Back to baseball.  Now we are a party of 12 because Yutaka and his family are joining us on our mission to Koshien Stadium to watch the Tigers.  It turns out Yutaka is also a huge Tigers fan and he and his family have traveled from Nagoya, an hour and a half away by train.

Photos from Koshien Stadium:




The game is super fun even though the Tigers lost to the Yokohama BayStars.  The fans sing a different chant for each Tigers batter when they come up to bat and they beat plastic baseball bats together to make a loud ruckus.   There are other songs, too.  Some for good luck and also a basic theme song.  Every time a new pitcher comes to the mound, he is driven on to the field by a little, yellow Smart Car.  This happened about six times during our game!  The stands are all yellow.  The other team has a small section reserved for them.









Between the top and bottom of the 7th inning the fans blow up big balloons and then let them go all at once.  The stadium fills with big, mostly yellow, floating balloons.  It’s a sight.  Japanese baseball is the same as American baseball, but I think the fans are way more interesting.


Here is a photo of one of the Asahi beer girls selling beer in the stands.  She has a very large refrigerated keg on her back and she is serving cold beer on tap to fans for 650 yen a cup.  She is very popular!

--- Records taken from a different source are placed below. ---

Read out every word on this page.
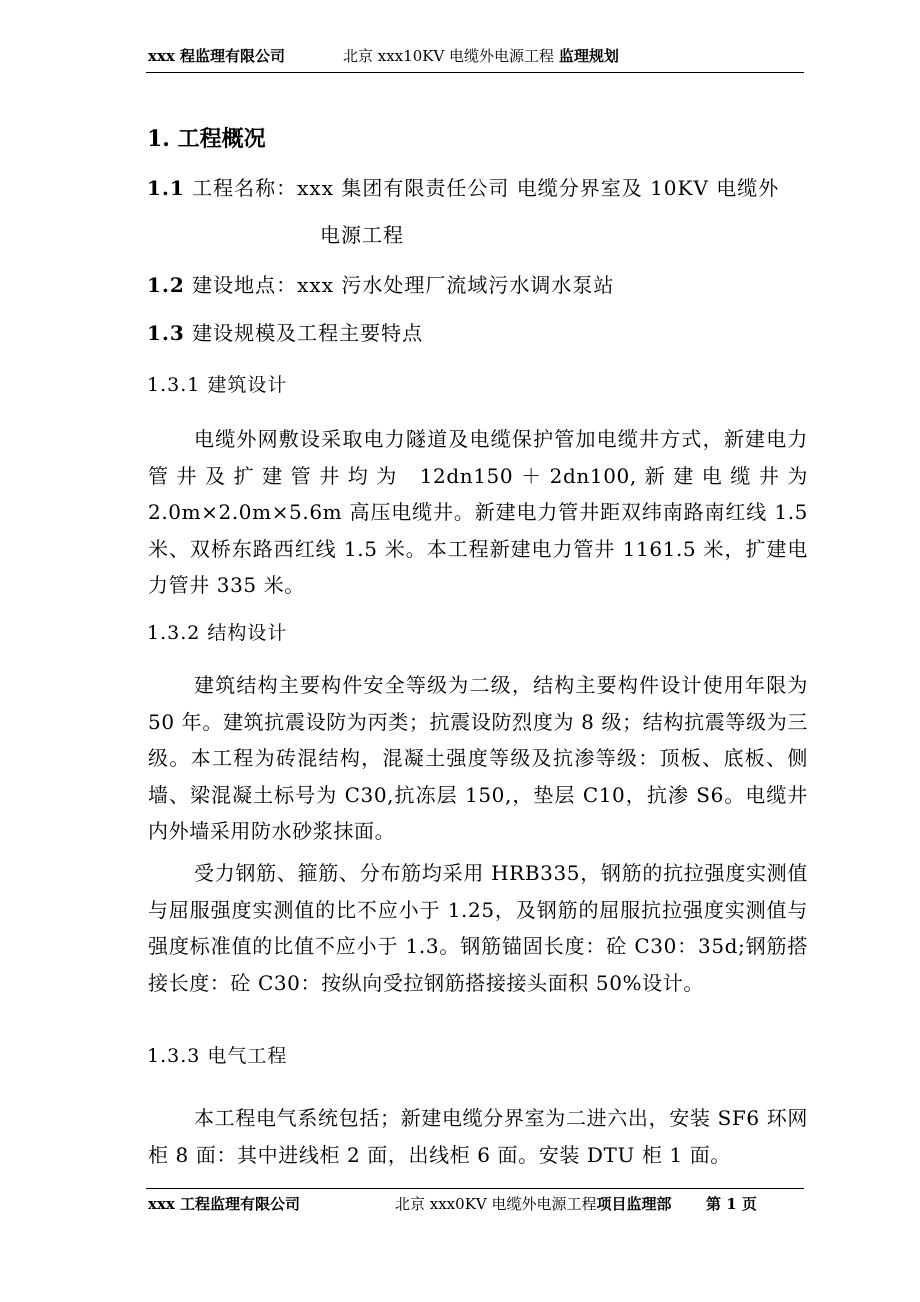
xxx 程监理有限公司	北京 xxx10KV 电缆外电源工程 监理规划
1. 工程概况
1.1 工程名称：xxx 集团有限责任公司 电缆分界室及 10KV 电缆外
电源工程
1.2 建设地点：xxx 污水处理厂流域污水调水泵站
1.3 建设规模及工程主要特点
1.3.1 建筑设计

电缆外网敷设采取电力隧道及电缆保护管加电缆井方式，新建电力管井及扩建管井均为 12dn150＋2dn100,新建电缆井为 2.0m×2.0m×5.6m 高压电缆井。新建电力管井距双纬南路南红线 1.5 米、双桥东路西红线 1.5 米。本工程新建电力管井 1161.5 米，扩建电力管井 335 米。

1.3.2 结构设计

建筑结构主要构件安全等级为二级，结构主要构件设计使用年限为 50 年。建筑抗震设防为丙类；抗震设防烈度为 8 级；结构抗震等级为三级。本工程为砖混结构，混凝土强度等级及抗渗等级：顶板、底板、侧墙、梁混凝土标号为 C30,抗冻层 150,，垫层 C10，抗渗 S6。电缆井内外墙采用防水砂浆抹面。

受力钢筋、箍筋、分布筋均采用 HRB335，钢筋的抗拉强度实测值与屈服强度实测值的比不应小于 1.25，及钢筋的屈服抗拉强度实测值与强度标准值的比值不应小于 1.3。钢筋锚固长度：砼 C30：35d;钢筋搭接长度：砼 C30：按纵向受拉钢筋搭接接头面积 50%设计。

1.3.3 电气工程

本工程电气系统包括；新建电缆分界室为二进六出，安装 SF6 环网柜 8 面：其中进线柜 2 面，出线柜 6 面。安装 DTU 柜 1 面。

xxx 工程监理有限公司	北京 xxx0KV 电缆外电源工程项目监理部 第 1 页
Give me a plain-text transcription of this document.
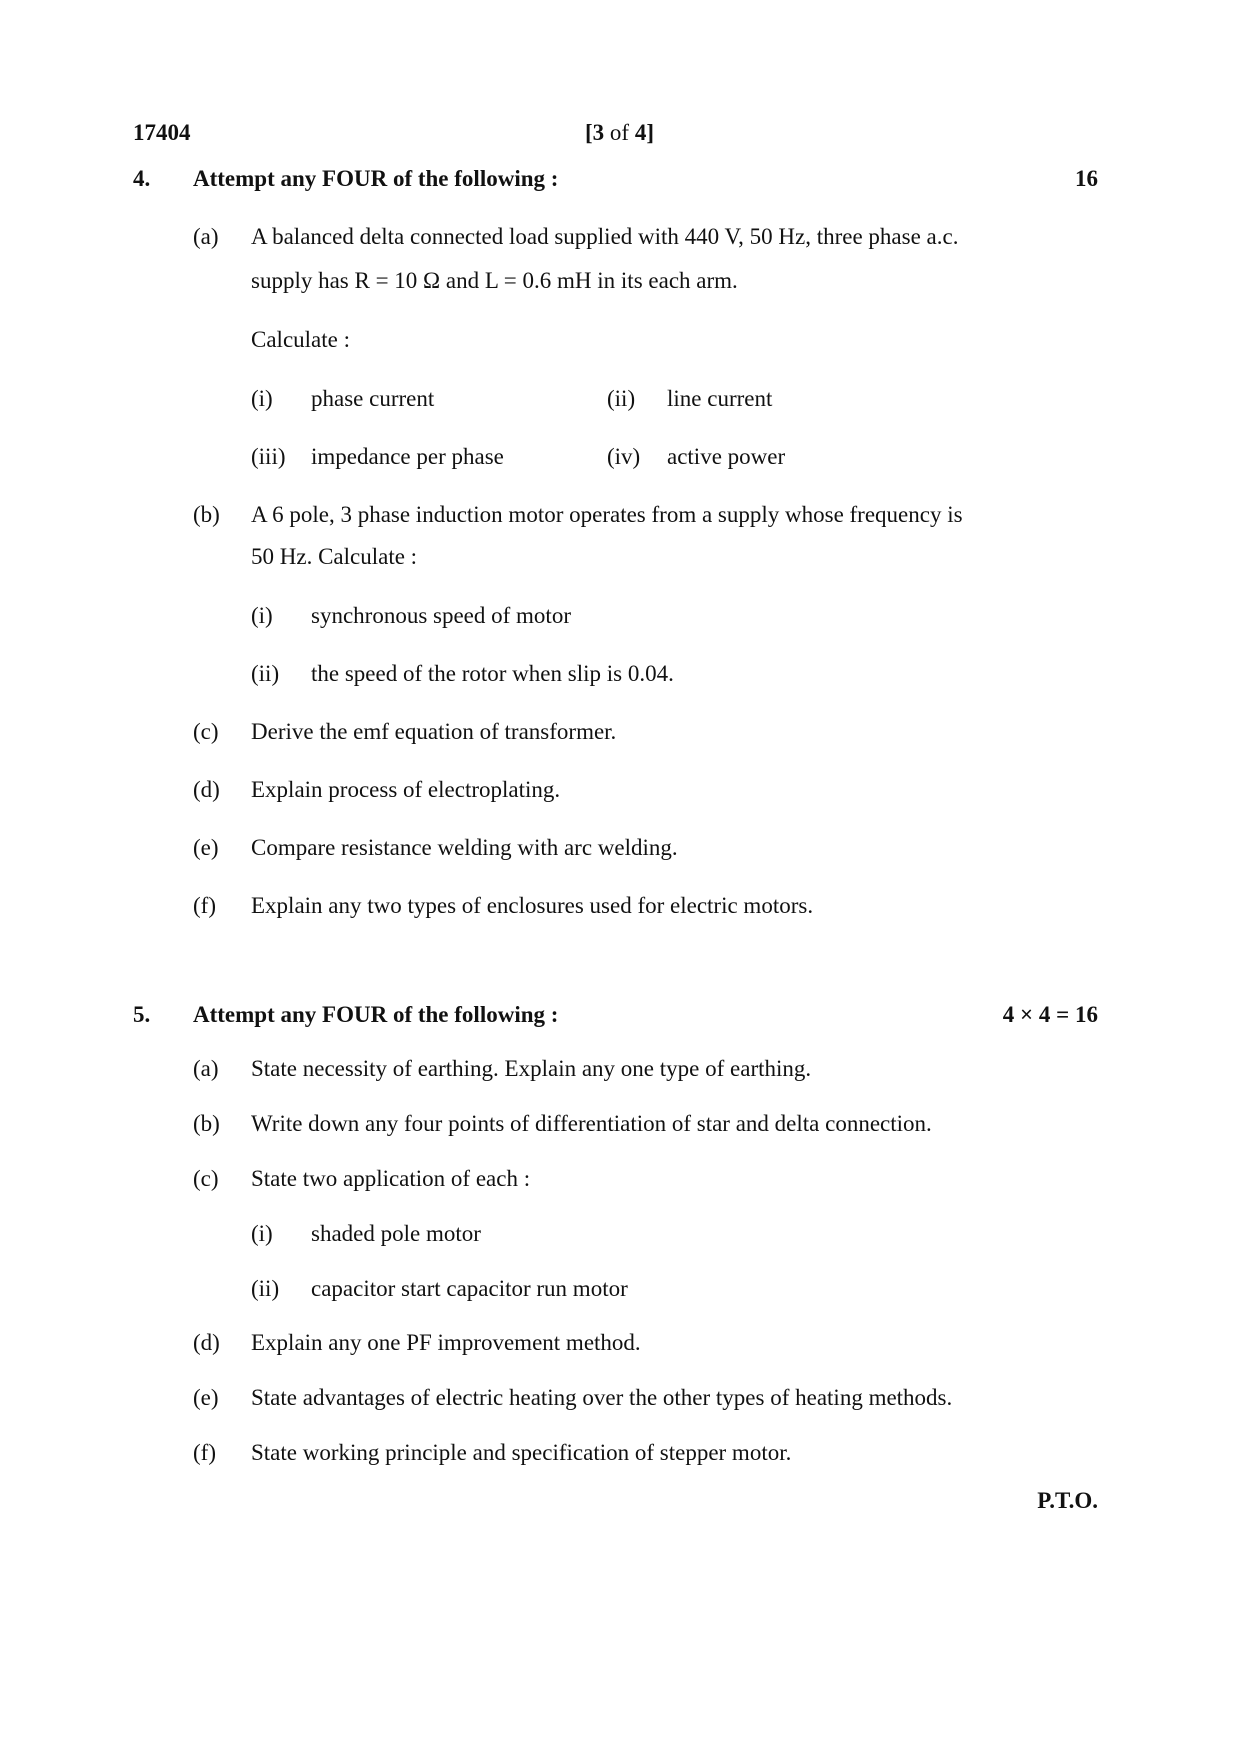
17404	[3 of 4]
4. Attempt any FOUR of the following :	16
(a) A balanced delta connected load supplied with 440 V, 50 Hz, three phase a.c.
supply has R = 10 Ω and L = 0.6 mH in its each arm.
Calculate :
(i) phase current	(ii) line current
(iii) impedance per phase	(iv) active power
(b) A 6 pole, 3 phase induction motor operates from a supply whose frequency is
50 Hz. Calculate :
(i) synchronous speed of motor
(ii) the speed of the rotor when slip is 0.04.
(c) Derive the emf equation of transformer.
(d) Explain process of electroplating.
(e) Compare resistance welding with arc welding.
(f) Explain any two types of enclosures used for electric motors.
5. Attempt any FOUR of the following :	4 × 4 = 16
(a) State necessity of earthing. Explain any one type of earthing.
(b) Write down any four points of differentiation of star and delta connection.
(c) State two application of each :
(i) shaded pole motor
(ii) capacitor start capacitor run motor
(d) Explain any one PF improvement method.
(e) State advantages of electric heating over the other types of heating methods.
(f) State working principle and specification of stepper motor.
P.T.O.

After the game ended, we met back up with Yutaka and his family, plus another friend and his family.  So now we are a party of 16.


Now we are headed out to dinner.  Even though the game ended around 6pm (18:00), it feels like 9pm!  We’d love to go out for an authentic Japanese dinner but there are just too many of us.  Most Japanese restaurants are small and only have small tables for 2 or 4.  So what can fit a large party of 16?  An American chain restaurant of course.  We are taking the train back to the nighttime mecca of Shinsaibashi.  There’s an all-you-can-eat and drink Shakey’s Pizza which sounds like a good deal for our hungry crew.  The menu has some typical fare, but also “Japanese” spaghetti, bacon spaghetti, seafood pizza, miso sauce pizza with eggplant, corn pizza, beef curry and rice and several types of Japanese salads.  There are over 2 dozen drink options including melon soda, peach soda, apple soda, Calpis (a strange, milky-colored beverage with a lemon taste), ginger ale, Coke and a lot of alcoholic beverages.